Bisher die Kommission hat veröffentlicht 5,1 Milliarden Euro an „Vorfinanzierungen“ aus dem Aufbau- und Resilienzplan, um sofortige Liquidität für Projekte bereitzustellen, die die Energieunabhängigkeit stärken und die Importe russischer fossiler Brennstoffe verringern können.
Tuks drängt darauf, dass in den kommenden Monaten weitere Zahlungen freigegeben werden.

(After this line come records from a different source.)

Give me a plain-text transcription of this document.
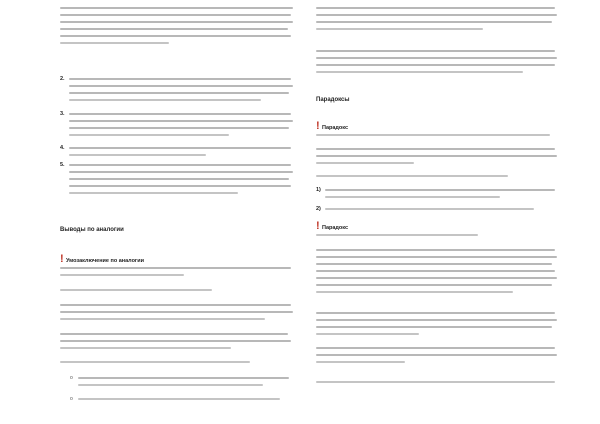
2.
3.
4.
5.
Выводы по аналогии
! Умозаключение по аналогии
o
o
Парадоксы
! Парадокс
1)
2)
! Парадокс
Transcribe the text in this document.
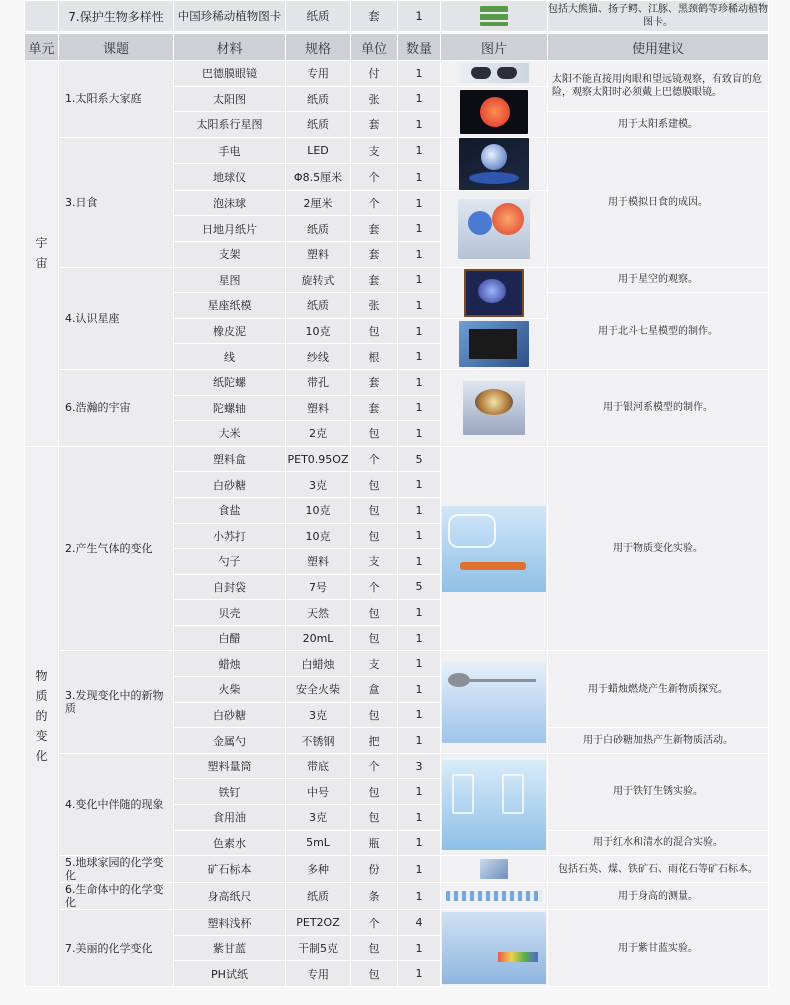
	7.保护生物多样性	中国珍稀动植物图卡	纸质	套	1		包括大熊猫、扬子鳄、江豚、黑颈鹤等珍稀动植物图卡。
单元	课题	材料	规格	单位	数量	图片	使用建议
宇宙	1.太阳系大家庭	巴德膜眼镜	专用	付	1		太阳不能直接用肉眼和望远镜观察，有致盲的危险，观察太阳时必须戴上巴德膜眼镜。
		太阳图	纸质	张	1		

		太阳系行星图	纸质	套	1		用于太阳系建模。
	3.日食	手电	LED	支	1		用于模拟日食的成因。
		地球仪	Φ8.5厘米	个	1		
		泡沫球	2厘米	个	1		

		日地月纸片	纸质	套	1		
		支架	塑料	套	1		
	4.认识星座	星图	旋转式	套	1		用于星空的观察。
		星座纸模	纸质	张	1		用于北斗七星模型的制作。
		橡皮泥	10克	包	1		

		线	纱线	根	1		
	6.浩瀚的宇宙	纸陀螺	带孔	套	1		用于银河系模型的制作。
		陀螺轴	塑料	套	1		
		大米	2克	包	1		
物质的变化	2.产生气体的变化	塑料盒	PET0.95OZ	个	5		用于物质变化实验。
		白砂糖	3克	包	1		
		食盐	10克	包	1		
		小苏打	10克	包	1		
		勺子	塑料	支	1		
		自封袋	7号	个	5		
		贝壳	天然	包	1		
		白醋	20mL	包	1		
	3.发现变化中的新物质	蜡烛	白蜡烛	支	1		用于蜡烛燃烧产生新物质探究。
		火柴	安全火柴	盒	1		
		白砂糖	3克	包	1		
		金属勺	不锈钢	把	1		用于白砂糖加热产生新物质活动。
	4.变化中伴随的现象	塑料量筒	带底	个	3		用于铁钉生锈实验。
		铁钉	中号	包	1		
		食用油	3克	包	1		
		色素水	5mL	瓶	1		用于红水和清水的混合实验。
	5.地球家园的化学变化	矿石标本	多种	份	1		包括石英、煤、铁矿石、雨花石等矿石标本。
	6.生命体中的化学变化	身高纸尺	纸质	条	1		用于身高的测量。
	7.美丽的化学变化	塑料浅杯	PET2OZ	个	4		用于紫甘蓝实验。
		紫甘蓝	干制5克	包	1		
		PH试纸	专用	包	1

Sein ehrgeiziger Zeitplan könnte jedoch durch Präsident Andrzej Duda zunichte gemacht werden, der der PiS politisch nahe steht und häufig ähnliche Ansichten vertritt. Duda hat offen damit gedroht, seine Prärogativen als Präsident zu schützen und ein Veto gegen den beschleunigten Plan des Premierministers einzulegen, die Justizreform rückgängig zu machen, den Duda in der Vergangenheit unterstützt hatte.
Die sich verschärfende Pattsituation zwischen Tusk und Duda hat großes Medieninteresse geweckt und Befürchtungen einer Verfassungskrise geweckt. Letzte Woche sagte Vera Jourová, Vizepräsidentin der Europäischen Kommission und zuständig für Werte der Transparenz, sagte Euronews dass Brüssel die Ereignisse in Warschau „sehr genau“ verfolge und nicht zögern würde, zu „handeln“, wenn der politische Konflikt zu Verstößen gegen EU-Recht führen sollte.